Wenngleich die Veranstaltungsreihe noch in den Kinderschuhen steckt, haben sich die Elstertrebnitzer längst einen Namen in der Szene gemacht und werden in einem Atemzug mit renommierten Oldtimertreffen in Espenhain, Kohren-Sahlis, Groitzsch oder Pegau genannt. Ihre eigenen Ursprünge gehen auf den Weihnachtsmarkt 2014 zurück, berichten die Veranstalter. Am Glühweinstand nahm die Idee sprichwörtlich Fahrt auf und schon im folgenden Jahr konnte das erste Oldtimertreffen stattfinden. Mit großem Erfolg, wie sich Matthias Domke (47), Volker Hasenbein (60) und Frank Schlecht (47) noch gut erinnern. Knapp 100 Besucher zählten die Elstertrebnitzer zur Premiere, ein Jahr später schon 140. „Es entwickelt sich sehr gut, wir sind selbst überrascht“, sagen die PS-Freunde. Annähernd 25 Frauen und Männer arbeiten vor und hinter den Kulissen zusammen und haben sich einheimische Firmen, die Gemeinde sowie private Sponsoren als starke Partner mit ins Boot geholt. „Wir sind kein Verein, kein Klub oder Interessengemeinschaft“, klärt Domke auf. „Wir sind einfach nur Menschen, die sich für alte Technik interessieren. Wir haben uns gesucht und gefunden.“

Zu sehen gibt es am Sonnabend alles, was das Oldtimerherz begehrt – vom Trabi bis zum Traktor und Mähdrescher, vom Zweirad bis zur Limousine. Tagebauschlosser Frank Schlecht gibt seiner AWO Touren von 1953 wieder die Sporen, Busfahrer Volker Hasenbein steuert seinen Traktor IFA Pionier mit 17 Stundenkilometern auf den Marktsteg und Matthias Domke, Einrichtungsleiter beim Malteser Hilfsdienst in Leipzig, fährt im zitronengelben Audi Coupe S 100 von 1971 vor. Die rollenden Geschichtsbücher sind teilweise älter als ihre Fahrer, und sie laufen dank guter Pflege wie eine Eins.

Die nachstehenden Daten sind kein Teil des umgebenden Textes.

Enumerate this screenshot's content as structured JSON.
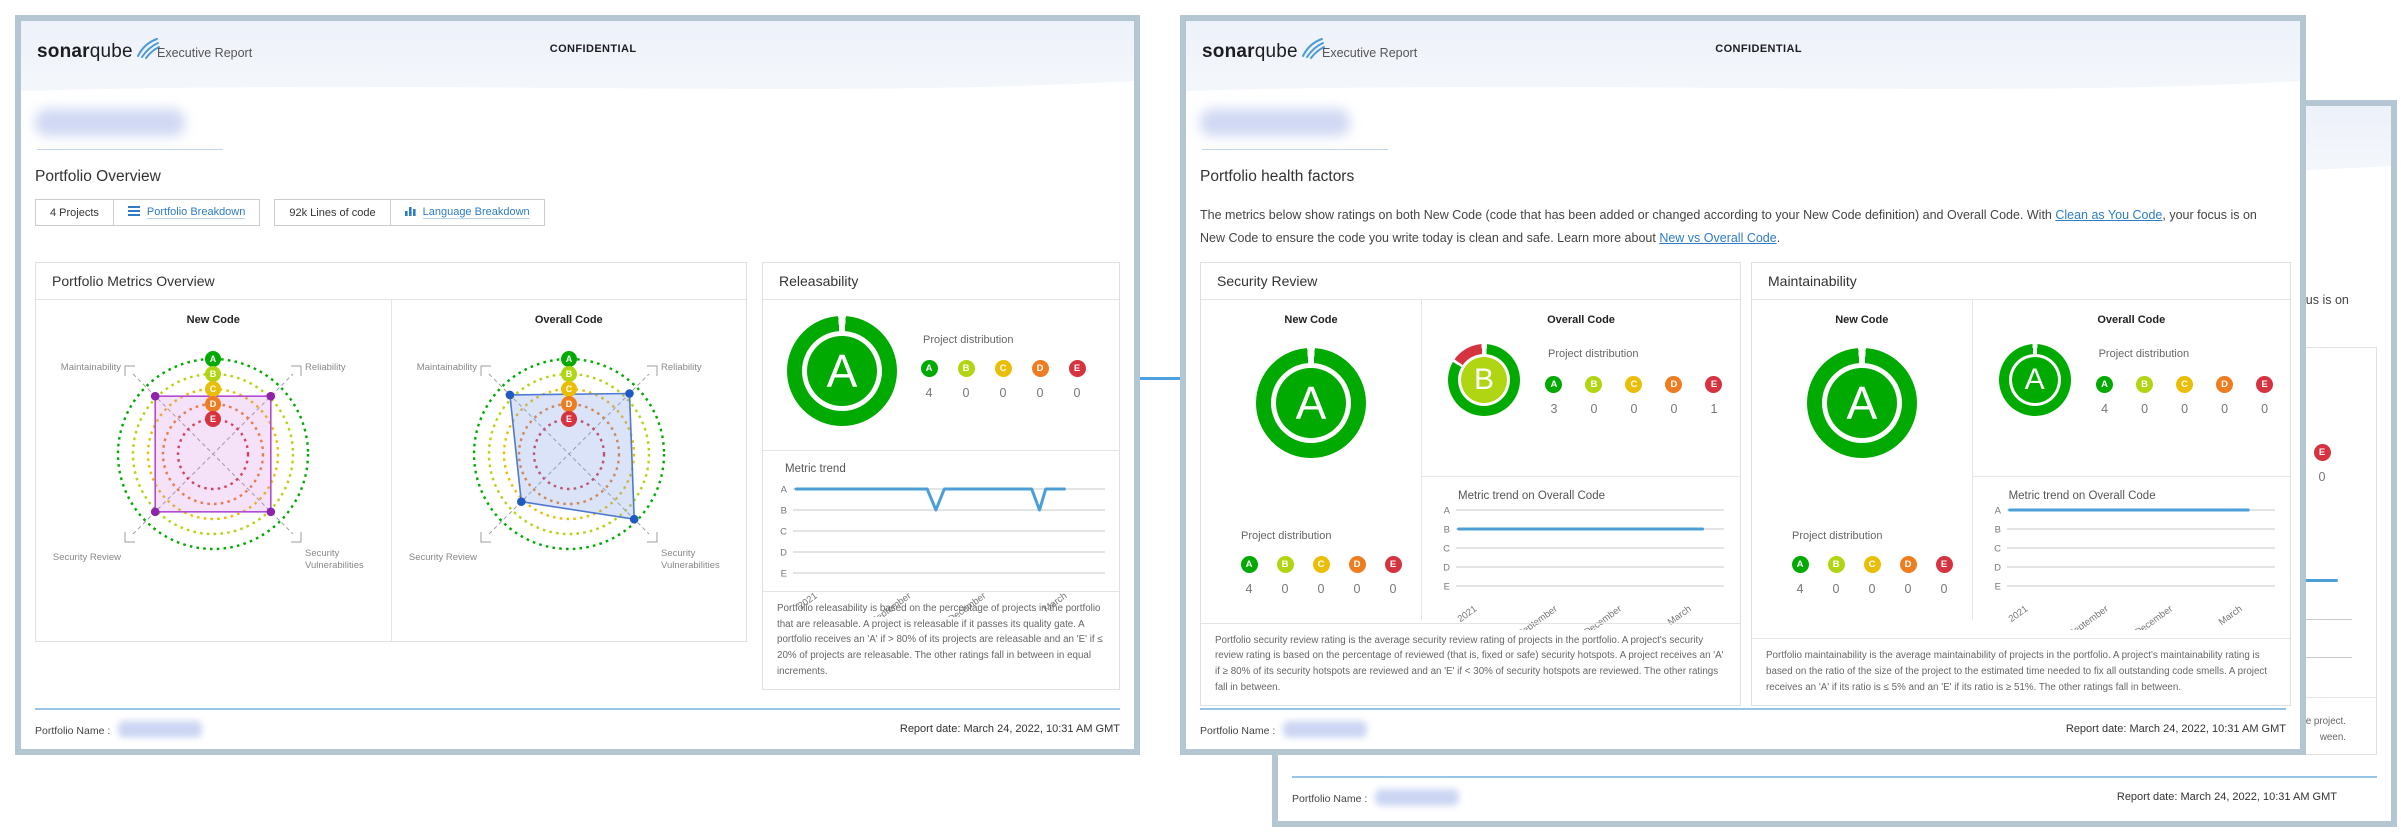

Es sind vor allem die rustikale Technik und der unnachahmliche Motorensound, die ihre Herzen höher schlagen lassen. Kein Vergleich zu den modernen Volkswagen und Fiat, mit denen sie im Alltag unterwegs sind. „Das Schöne an alten Autos ist, dass sie keine Elektronik haben und man fast alles selber reparieren kann“, erklären die Drei. „Bei neuen Fahrzeugen muss man heutzutage einen Computer anklemmen.“ Mit ihren Oldies sind die Elstertrebnitzer nicht nur gern gesehene Gäste auf regionalen Treffen, sondern fahren damit auch hin und wieder zur Arbeit. „Fahrzeuge müssen bewegt werden, vom Stehen wird’s nicht besser“, sagt Matthias Domke, und seine Oldtimerfreunde stimmen ihm zu.